Une vingtaine d’associations et syndicats ont annoncé jeudi saisir le Conseil d’État contre le très controversé fichier des mineurs isolés étrangers, qu’elles accusent de servir la lutte contre l’immigration irrégulière au détriment de la protection de l’enfance.
Ces 19 requérants, emmenés par l’Unicef, ont annoncé déposer un référé contre le décret du 31 janvier créant ce fichier biométrique, ainsi qu’une question prioritaire de constitutionnalité (QPC) contre l’article de la loi Asile-Immigration introduisant cette disposition.
L’objectif est d »‘obtenir rapidement la suspension de ce texte et à terme, son annulation », expliquent dans un communiqué ces associations, parmi lesquelles l’Armée du salut, Médecins du monde, la Cimade et la Fédération des acteurs de la solidarité (FAS, qui revendique 850 associations).
Ce fichier vise à compiler les évaluations de l’âge des mineurs non accompagnés (MNA) réalisées dans divers départements, pour constituer une banque de données unique.
Pour les associations, il porte « gravement atteinte aux droits de l’enfant » en organisant un « fichage de mineurs à d’autres fins que celles liées à leur protection » et en permettant aux préfectures « d’éloigner des jeunes sans que le juge des enfants ait pu statuer sur leur situation », explique le communiqué.
«On fait entrer le loup dans la bergerie»
Les départements, qui sont chargés en France de la protection de l’enfance, pourront en effet désormais envoyer les mineurs en préfecture pour que leurs empreintes soient prises et leur identité relevée.
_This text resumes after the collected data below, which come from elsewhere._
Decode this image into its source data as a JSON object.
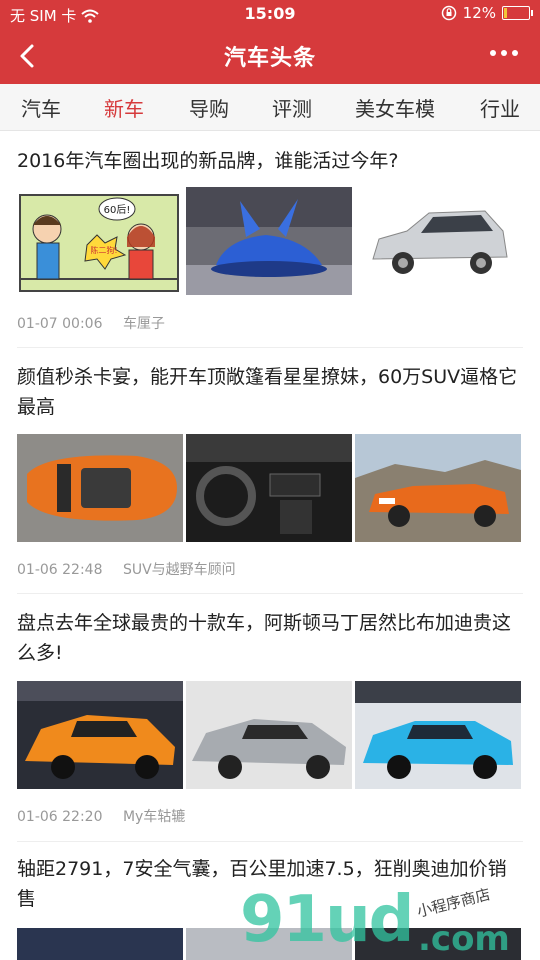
{
  "status_bar": {
    "carrier": "无 SIM 卡",
    "time": "15:09",
    "battery": "12%",
    "battery_level": 0.12
  },
  "header": {
    "title": "汽车头条"
  },
  "tabs": [
    {
      "label": "汽车",
      "active": false
    },
    {
      "label": "新车",
      "active": true
    },
    {
      "label": "导购",
      "active": false
    },
    {
      "label": "评测",
      "active": false
    },
    {
      "label": "美女车模",
      "active": false
    },
    {
      "label": "行业",
      "active": false
    }
  ],
  "articles": [
    {
      "title": "2016年汽车圈出现的新品牌，谁能活过今年?",
      "date": "01-07 00:06",
      "source": "车厘子",
      "images": [
        "cartoon-image",
        "blue-supercar-image",
        "silver-suv-image"
      ]
    },
    {
      "title": "颜值秒杀卡宴，能开车顶敞篷看星星撩妹，60万SUV逼格它最高",
      "date": "01-06 22:48",
      "source": "SUV与越野车顾问",
      "images": [
        "orange-convertible-top-image",
        "car-interior-image",
        "orange-convertible-side-image"
      ]
    },
    {
      "title": "盘点去年全球最贵的十款车，阿斯顿马丁居然比布加迪贵这么多!",
      "date": "01-06 22:20",
      "source": "My车轱辘",
      "images": [
        "orange-hypercar-image",
        "silver-hypercar-image",
        "blue-bugatti-image"
      ]
    },
    {
      "title": "轴距2791，7安全气囊，百公里加速7.5，狂削奥迪加价销售",
      "date": "",
      "source": "",
      "images": [
        "partial-image-1",
        "partial-image-2",
        "partial-image-3"
      ]
    }
  ],
  "watermark": {
    "text": "91ud",
    "suffix": ".com",
    "tagline": "小程序商店"
  },
  "colors": {
    "brand_red": "#d63a3c",
    "watermark_green": "#31c4a0"
  }
}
Les personnes évaluées majeures verront leurs données reversées au fichier des étrangers majeurs, qui sont expulsables s’ils se trouvent en situation irrégulière.
« On a un peu l’impression qu’avec ce décret, on fait entrer le loup dans la bergerie, c’est-à-dire le préfet au cœur de la protection de l’enfance », a affirmé l’avocat des plaignants, Me Patrice Spinosi.
Pour justifier l’urgence de leur démarche, les plaignants font valoir que le décret a déjà donné lieu à des « expérimentations » dans quatre départements avant sa généralisation « imminente » prévue pour avril.
Les plaignants soulignent aussi dans leur QPC que les garanties constitutionnelles sur les données personnelles compilées « doivent être protégées avec plus de rigueur encore » du fait qu’elles concernent des enfants.
Le nombre de mineurs non accompagnés a triplé en deux ans pour s’établir à 40000 pris en charge fin 2018, selon l’assemblée des départements de France (ADF).